From my experience, TF v2.0 and up has GPU support if installing with pip. Installing TF v2.0 using conda does not come with cudnn or cudatoolkit packages. That is why I went with tensorflow-gpu, which of course comes with tensorflow. I agree that there shouldn’t be any time difference between 2 and 3. I’ve run these tests multiple times and they are consistently around 105s and 125s, so it’s hard for me to imagine variance is causing the time differences.

Another thing to check- for setup 4, can you confirm that your Keras model is actually using GPUs? You can follow the steps here to confirm this python - Can I run Keras model on gpu? - Stack Overflow.

I am able to see the GPU devices using tf.config.list_physical_devices('GPU') and device_lib.list_local_devices(). When running experiment number 4 (1 CPU & 1 GPU), I am able to watch nvidia-smi and see in fact the GPUs are being used.

Also, a reason why the time for 4 is much lower could be because it is actually has less concurrency. Since you only have 4 GPUs, if each trial requires 1 GPU, then you can only run 4 trials in parallel. But if you each trial only requires 1 CPU, then 32 trials can run in parallel. For a fair comparison, I would measure the time for an individual trial (which should already be reported by Tune), or set num_samples=4 .

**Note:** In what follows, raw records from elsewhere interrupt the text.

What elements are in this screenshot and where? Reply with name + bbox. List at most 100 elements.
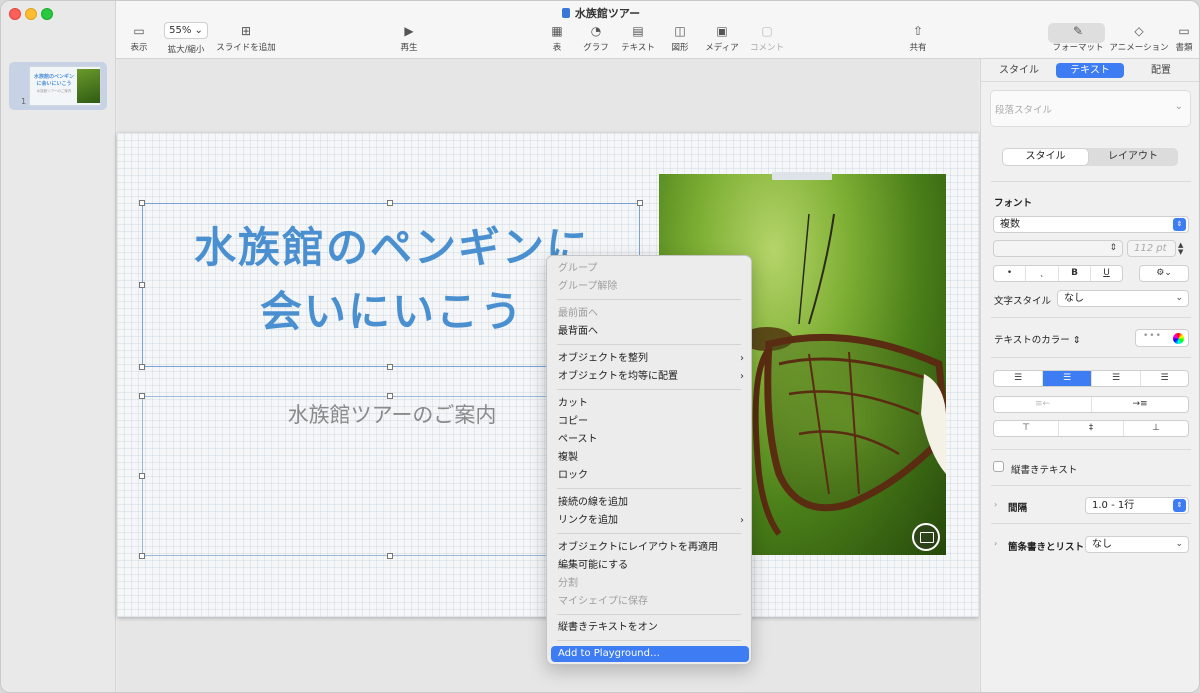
add-slide-button[interactable]: ⊞ スライドを追加 xyxy=(215,24,277,54)
align-left-icon[interactable]: ☰ xyxy=(994,371,1043,386)
menu-item-save-to-my-shapes[interactable]: マイシェイプに保存 xyxy=(558,594,744,610)
menu-item-duplicate[interactable]: 複製 xyxy=(558,450,744,466)
align-bottom-icon[interactable]: ⊥ xyxy=(1124,421,1188,436)
bullets-select[interactable]: なし ⌄ xyxy=(1085,536,1189,553)
menu-item-add-link[interactable]: リンクを追加 › xyxy=(558,513,744,529)
tab-style[interactable]: スタイル xyxy=(995,63,1043,78)
italic-button[interactable]: ˎ xyxy=(1026,266,1059,281)
title-handle-tl[interactable] xyxy=(139,200,145,206)
title-handle-tr[interactable] xyxy=(637,200,643,206)
vertical-text-checkbox[interactable] xyxy=(993,461,1004,472)
subtitle-handle-tm[interactable] xyxy=(387,393,393,399)
play-button[interactable]: ▶ 再生 xyxy=(397,25,421,54)
decrease-indent-icon[interactable]: ≡← xyxy=(994,397,1092,412)
align-center-icon[interactable]: ☰ xyxy=(1043,371,1092,386)
disclosure-triangle-icon[interactable]: › xyxy=(994,539,997,548)
tab-text[interactable]: テキスト xyxy=(1056,63,1124,78)
slide-thumbnail-selected[interactable]: 1 水族館のペンギンに会いにいこう 水族館ツアーのご案内 xyxy=(9,62,107,110)
add-slide-icon: ⊞ xyxy=(240,24,252,38)
table-button[interactable]: ▦ 表 xyxy=(549,25,565,54)
chart-button[interactable]: ◔ グラフ xyxy=(583,25,609,54)
title-handle-bm[interactable] xyxy=(387,364,393,370)
font-size-value: 112 pt xyxy=(1134,243,1167,254)
chevron-right-icon: › xyxy=(740,371,744,382)
font-family-select[interactable]: 複数 ⇕ xyxy=(993,216,1189,233)
up-down-arrows-icon: ⇕ xyxy=(1173,499,1186,512)
menu-item-send-to-back[interactable]: 最背面へ xyxy=(558,324,744,340)
title-handle-bl[interactable] xyxy=(139,364,145,370)
menu-item-add-to-playground[interactable]: Add to Playground… xyxy=(551,646,749,662)
menu-item-label: 編集可能にする xyxy=(558,560,629,571)
increase-indent-icon[interactable]: →≡ xyxy=(1092,397,1188,412)
keynote-window: 水族館ツアー ▭ 表示 55% ⌄ 拡大/縮小 ⊞ スライドを追加 ▶ 再生 ▦… xyxy=(0,0,1200,693)
shape-button[interactable]: ◫ 図形 xyxy=(669,25,691,54)
bullet-button[interactable]: • xyxy=(994,266,1026,281)
menu-item-align-objects[interactable]: オブジェクトを整列 › xyxy=(558,351,744,367)
media-icon: ▣ xyxy=(716,24,728,38)
font-size-stepper[interactable]: ▲ ▼ xyxy=(1178,242,1187,256)
tab-arrange[interactable]: 配置 xyxy=(1141,63,1181,78)
replace-image-icon[interactable] xyxy=(912,523,940,551)
menu-item-group[interactable]: グループ xyxy=(558,261,744,277)
bold-button[interactable]: B xyxy=(1059,266,1091,281)
menu-item-make-editable[interactable]: 編集可能にする xyxy=(558,558,744,574)
share-icon: ⇧ xyxy=(912,24,924,38)
menu-item-copy[interactable]: コピー xyxy=(558,414,744,430)
text-options-button[interactable]: ⚙⌄ xyxy=(1139,265,1189,282)
menu-item-bring-to-front[interactable]: 最前面へ xyxy=(558,306,744,322)
comment-button[interactable]: ▢ コメント xyxy=(749,25,785,54)
font-size-field[interactable]: 112 pt xyxy=(1127,240,1176,257)
subtitle-text-box[interactable]: 水族館ツアーのご案内 xyxy=(142,396,566,556)
animate-button[interactable]: ◇ アニメーション xyxy=(1109,25,1169,54)
text-box-icon: ▤ xyxy=(632,24,644,38)
menu-item-lock[interactable]: ロック xyxy=(558,468,744,484)
subtitle-handle-ml[interactable] xyxy=(139,473,145,479)
menu-item-split[interactable]: 分割 xyxy=(558,576,744,592)
up-down-arrows-icon: ⇕ xyxy=(1173,218,1186,231)
align-top-icon[interactable]: ⊤ xyxy=(994,421,1059,436)
menu-item-reapply-layout[interactable]: オブジェクトにレイアウトを再適用 xyxy=(558,540,744,556)
color-wheel-icon[interactable] xyxy=(1173,333,1184,344)
menu-item-cut[interactable]: カット xyxy=(558,396,744,412)
divider xyxy=(991,317,1191,318)
text-color-well[interactable]: ••• xyxy=(1135,329,1189,347)
subtab-style[interactable]: スタイル xyxy=(1003,149,1088,165)
subtab-layout[interactable]: レイアウト xyxy=(1090,149,1176,165)
subtitle-handle-tl[interactable] xyxy=(139,393,145,399)
align-middle-icon[interactable]: ‡ xyxy=(1059,421,1124,436)
menu-item-ungroup[interactable]: グループ解除 xyxy=(558,279,744,295)
font-weight-select[interactable]: ⇕ xyxy=(993,240,1123,257)
underline-button[interactable]: U xyxy=(1091,266,1122,281)
menu-item-distribute-objects[interactable]: オブジェクトを均等に配置 › xyxy=(558,369,744,385)
document-button[interactable]: ▭ 書類 xyxy=(1173,25,1195,54)
title-handle-ml[interactable] xyxy=(139,282,145,288)
character-style-value: なし xyxy=(1064,293,1084,304)
inspector-tabs: スタイル テキスト 配置 xyxy=(981,59,1199,81)
menu-item-add-connection-line[interactable]: 接続の線を追加 xyxy=(558,495,744,511)
menu-item-vertical-text-on[interactable]: 縦書きテキストをオン xyxy=(558,620,744,636)
share-button[interactable]: ⇧ 共有 xyxy=(907,24,929,54)
share-label: 共有 xyxy=(909,43,927,53)
chevron-right-icon: › xyxy=(740,515,744,526)
format-button[interactable]: ✎ フォーマット xyxy=(1052,25,1104,54)
media-button[interactable]: ▣ メディア xyxy=(703,24,741,54)
divider xyxy=(991,485,1191,486)
subtitle-handle-bm[interactable] xyxy=(387,553,393,559)
title-handle-tm[interactable] xyxy=(387,200,393,206)
menu-item-label: リンクを追加 xyxy=(558,515,618,526)
zoom-select[interactable]: 55% ⌄ xyxy=(164,22,208,39)
paragraph-style-select[interactable]: 段落スタイル ⌄ xyxy=(990,90,1191,127)
subtitle-handle-bl[interactable] xyxy=(139,553,145,559)
slide-thumbnail[interactable]: 水族館のペンギンに会いにいこう 水族館ツアーのご案内 xyxy=(29,66,101,106)
justify-icon[interactable]: ☰ xyxy=(1141,371,1188,386)
disclosure-triangle-icon[interactable]: › xyxy=(994,500,997,509)
zoom-control[interactable]: 55% ⌄ 拡大/縮小 xyxy=(163,22,209,55)
menu-item-label: オブジェクトを均等に配置 xyxy=(558,371,678,382)
align-right-icon[interactable]: ☰ xyxy=(1092,371,1141,386)
view-button[interactable]: ▭ 表示 xyxy=(129,25,149,54)
character-style-select[interactable]: なし ⌄ xyxy=(1057,290,1189,307)
spacing-select[interactable]: 1.0 - 1行 ⇕ xyxy=(1085,497,1189,514)
text-button[interactable]: ▤ テキスト xyxy=(620,24,656,54)
menu-item-paste[interactable]: ペースト xyxy=(558,432,744,448)
photo-tab xyxy=(772,172,832,180)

I ran a new series of tests with num_samples = 4, 32, and 64. I also narrowed the hyperparameter range and increased the number of epochs.

batch_size = 128
num_classes = 10
epochs = 20
num_samples=4,
"threads": 2,
"lr": tune.uniform(0.09, 0.1),
 "momentum": tune.uniform(0.8, 0.9),
"hidden": tune.randint(128, 140),
num_training_iterations=50

The results are as follows:

As you mentioned, I took a look at the time for individual trails that have close to the same hidden, lr, momentum hyperparameters and recorded the following (individual trails are for num_samples=64):

  1. CPU VM, 1 CPU per trial, tensorflow v2.2: 92.9s
  2. GPU VM, 1 CPU per trial, tensorflow v2.2: 102s
  3. GPU VM, 1 CPU per trial, tensorflow-gpu v2.2: 120.2s
  4. GPU VM, 1 CPU & 1 GPU per trial, tenosrflow-gpu v2.2: 31.7s

As you mentioned, the limited number of GPUs limits the numbers of trails run concurrently, but it is clear individual trails are significantly faster using GPUs.

I still do not understand how there could be such wide variation between each experiment (excluding GPU VM, 1 CPU & 1 GPU per trial, tenosrflow-gpu v2.2). I could see the tensorflow installed using conda install tensorflow=2.2 and conda install tensorflow-gpu=2.2 being slightly different resulting in different runtimes, however that does not explain the time differences with CPU VM, 1 CPU per trial, tensorflow v2.2 and GPU VM, 1 CPU per trial, tensorflow v2.2.

Lastly, the difference between setup 1 and setup 2 might be due to Tensorflow. Do you see the same behavior if you try out a simple Tune example that doesn’t include Tensorflow?

I tried tune_basic_example on each VM and runtimes were the same. So it does appear (on the surface) to be some issue with Ray interacting with tensorflow. Again I’m new to Ray, but I can’t imagine this is only a tensorflow issue since Ray Tune is responsible for recognizing and assigning GPU usage? It appears that since Ray recognizes the GPUs, additional steps are being taken to either assign GPU resources or not to assign the resources.